In all the shootout had lasted mere seconds. Christina looked around the room and saw the scared faces of nearly a dozen boys. Lying on the floor in front of them was her true destination, a bomb on a timer sitting on top of a case full of nuclear waste.

The countdown clock showed only forty seconds remaining. Quickly she knelt before it, dropping her guns and pulled the pad with the shutdown code from her pocket. She breathed a sigh of relief when the timer shut off and deactivated with 12 seconds remaining.

Christina only then returned her attention to the others in the room with her. The boys were all terrified. For some reason even the deactivation of the bomb had not eased their fear. A noise behind her alerted her as to why. In her hurry to deactivate the bomb she had laid her guns down on the floor. They were useless to her there and she kicked herself for being so foolish and not checking the room before disarming herself.

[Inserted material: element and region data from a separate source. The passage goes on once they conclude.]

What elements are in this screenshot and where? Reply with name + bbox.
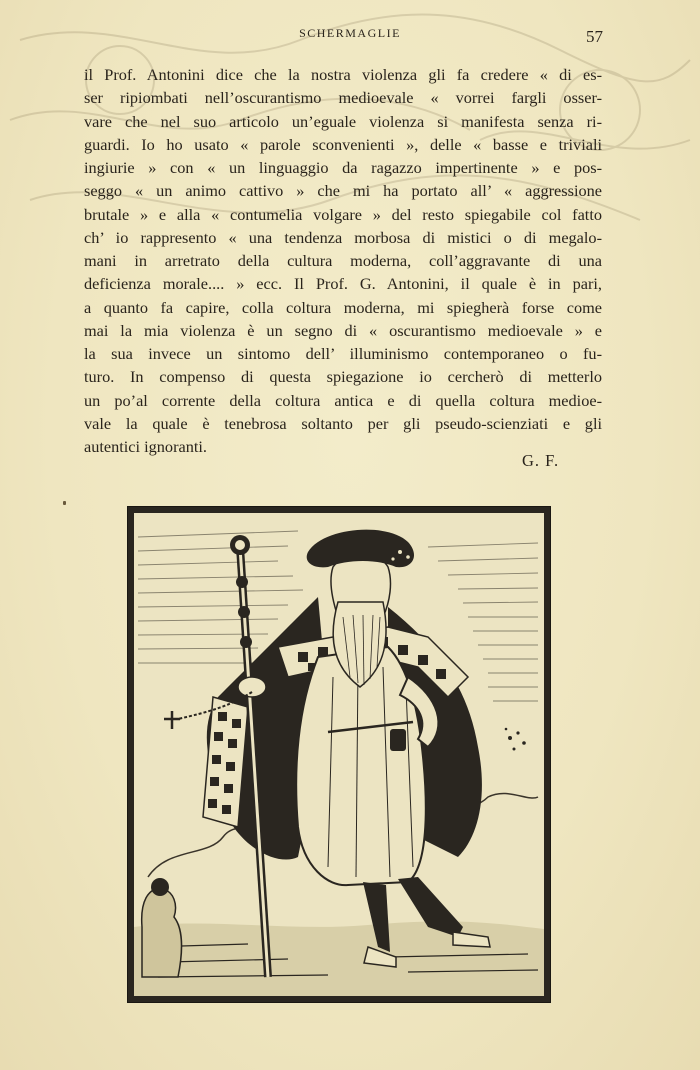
text-line: ser ripiombati nell’oscurantismo medioevale « vorrei fargli osser- <box>84 88 602 108</box>
text-line: a quanto fa capire, colla coltura moderna, mi spiegherà forse come <box>84 297 602 317</box>
text-line: un po’al corrente della coltura antica e di quella coltura medioe- <box>84 390 602 410</box>
author-signature: G. F. <box>522 451 560 470</box>
woodcut-illustration <box>128 507 550 1002</box>
body-text <box>84 63 602 458</box>
text-line: turo. In compenso di questa spiegazione io cercherò di metterlo <box>84 367 602 387</box>
text-line: il Prof. Antonini dice che la nostra violenza gli fa credere « di es- <box>84 65 602 84</box>
text-line: ingiurie » con « un linguaggio da ragazzo impertinente » e pos- <box>84 158 602 177</box>
text-line: brutale » e alla « contumelia volgare » del resto spiegabile col fatto <box>84 204 602 224</box>
text-line: mai la mia violenza è un segno di « oscurantismo medioevale » e <box>84 320 602 340</box>
text-line: deficienza morale.... » ecc. Il Prof. G. Antonini, il quale è in pari, <box>84 274 602 294</box>
text-line: autentici ignoranti. <box>84 437 207 456</box>
pilgrim-figure <box>128 507 550 1002</box>
text-line: vale la quale è tenebrosa soltanto per gli pseudo-scienziati e gli <box>84 413 602 433</box>
text-line: la sua invece un sintomo dell’ illuminismo contemporaneo o fu- <box>84 344 602 363</box>
text-line: seggo « un animo cattivo » che mi ha portato all’ « aggressione <box>84 181 602 201</box>
text-line: guardi. Io ho usato « parole sconvenienti », delle « basse e triviali <box>84 134 602 154</box>
text-line: mani in arretrato della cultura moderna, coll’aggravante di una <box>84 251 602 270</box>
page-number: 57 <box>586 27 603 46</box>
running-head: SCHERMAGLIE <box>299 26 401 40</box>
text-line: ch’ io rappresento « una tendenza morbosa di mistici o di megalo- <box>84 227 602 247</box>
ink-speck <box>63 501 66 505</box>
text-line: vare che nel suo articolo un’eguale violenza si manifesta senza ri- <box>84 111 602 131</box>
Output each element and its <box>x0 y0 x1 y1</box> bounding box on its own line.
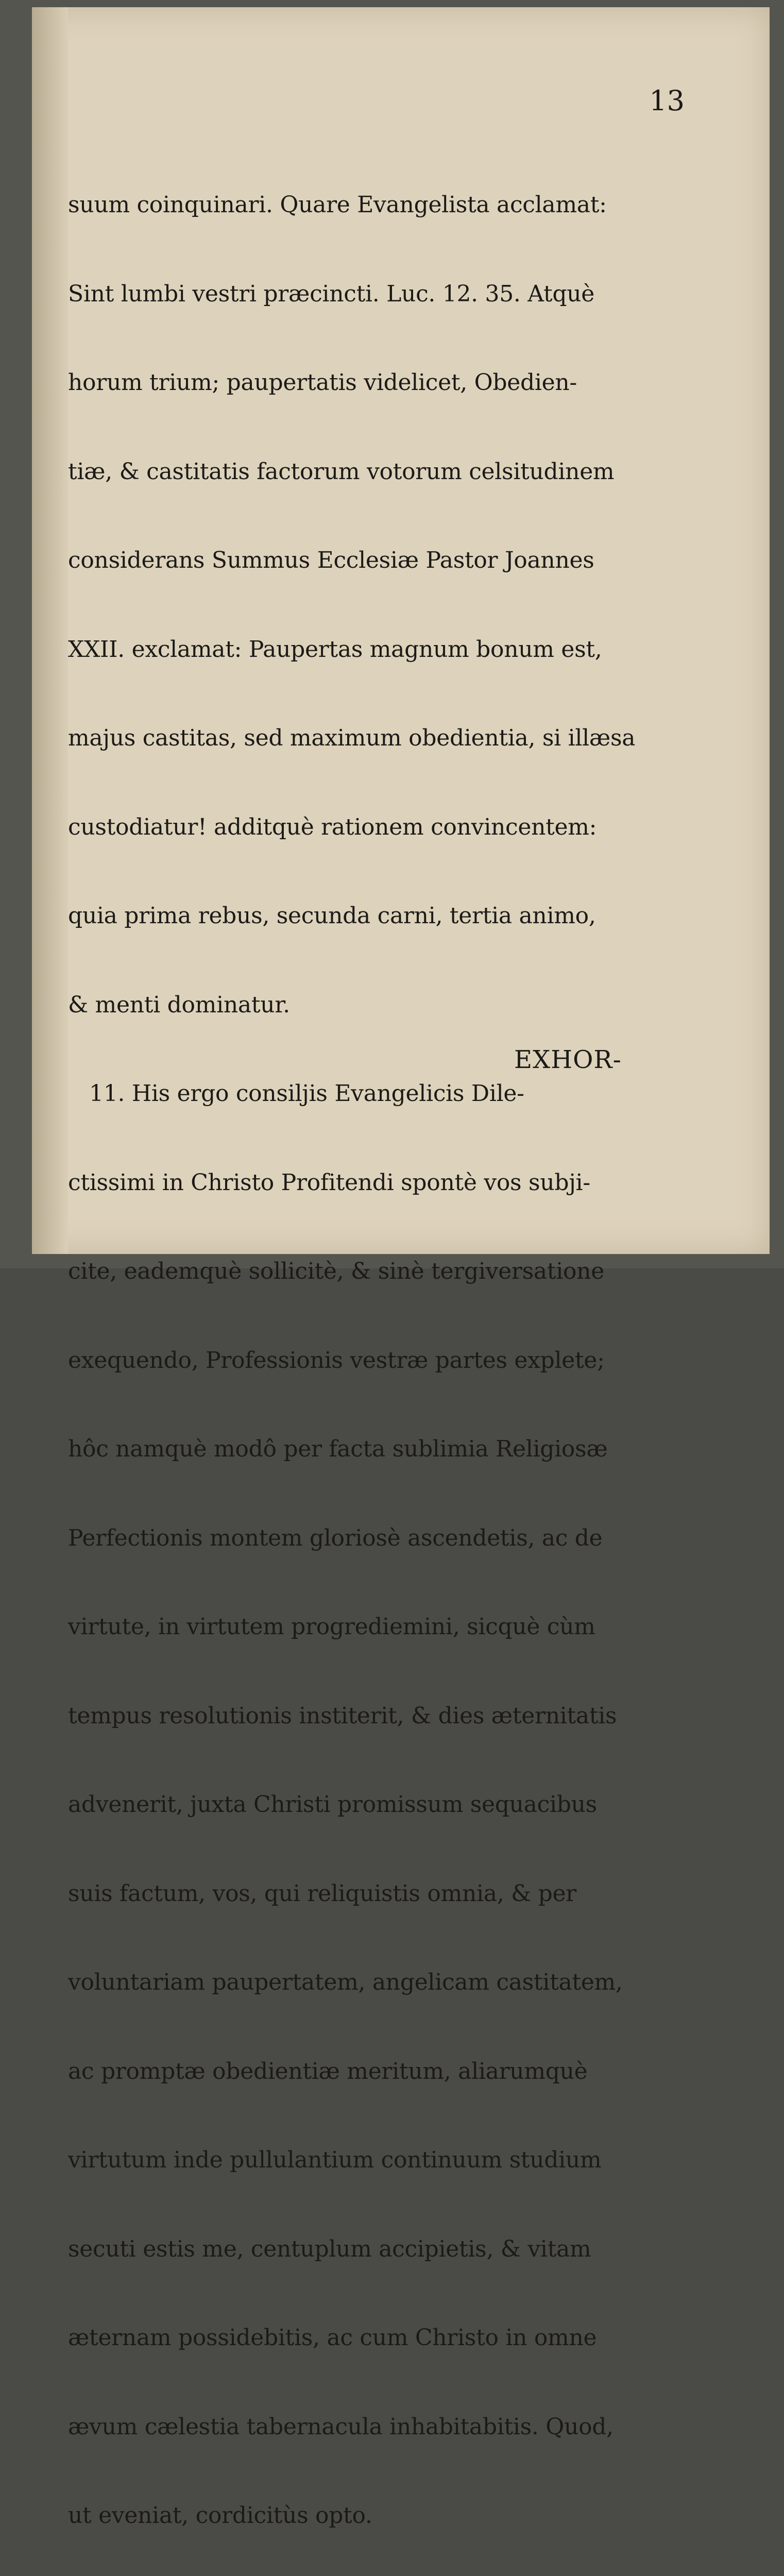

She made the only choice she could. She took a chance and grabbed for the guns while throwing herself to the side. Just as her right hand closed around the handle she felt the biting sting of a bullet pierce her chest despite the protective vest she wore. The instant reaction to the pain was for her hand to release the gun and let it fall to the ground. She collapsed on the cold cement floor and prepared herself for the end.

The man was foolish though. He had her. He could have ended it all right then but out of some misconceived concept of idealism he felt the need to stand menacingly over her. He got close and looked her in the eye. “Now you die, bitch!” He said with as much venom in his voice as humanly possible.

She snorted a half laugh and kicked him hard in the groin with her right leg. At almost the same moment she used her left leg to propel her up and with her left hand she grabbed at his gun forcing the barrel up to his chin and then it went off. Christina backed away as the man looked at her in shock and pain.

His mouth opened as if to say, “How?” Instead of words a trickle blood flowed out and he stumbled backward and then fell to the floor.

Footsteps pounded on the stairs. Christina lunged for her dropped weapon with her left hand. She pointed it at the base of the stairs and waited to see the eyes. When she saw them it took every bit of self-control not to pull the trigger. A familiar face this time, a friendly face.

“Baines! The bomb?” He said.

“Deactivated, sir.” She replied.

“Are you alright?”

Christina collapsed to the floor at that moment. Adrenalin had run out. The man ran to her and lifted her heard from the floor. It was only then he saw the blood gushing from her chest.

“Get a medic! Right NOW!” He shouted.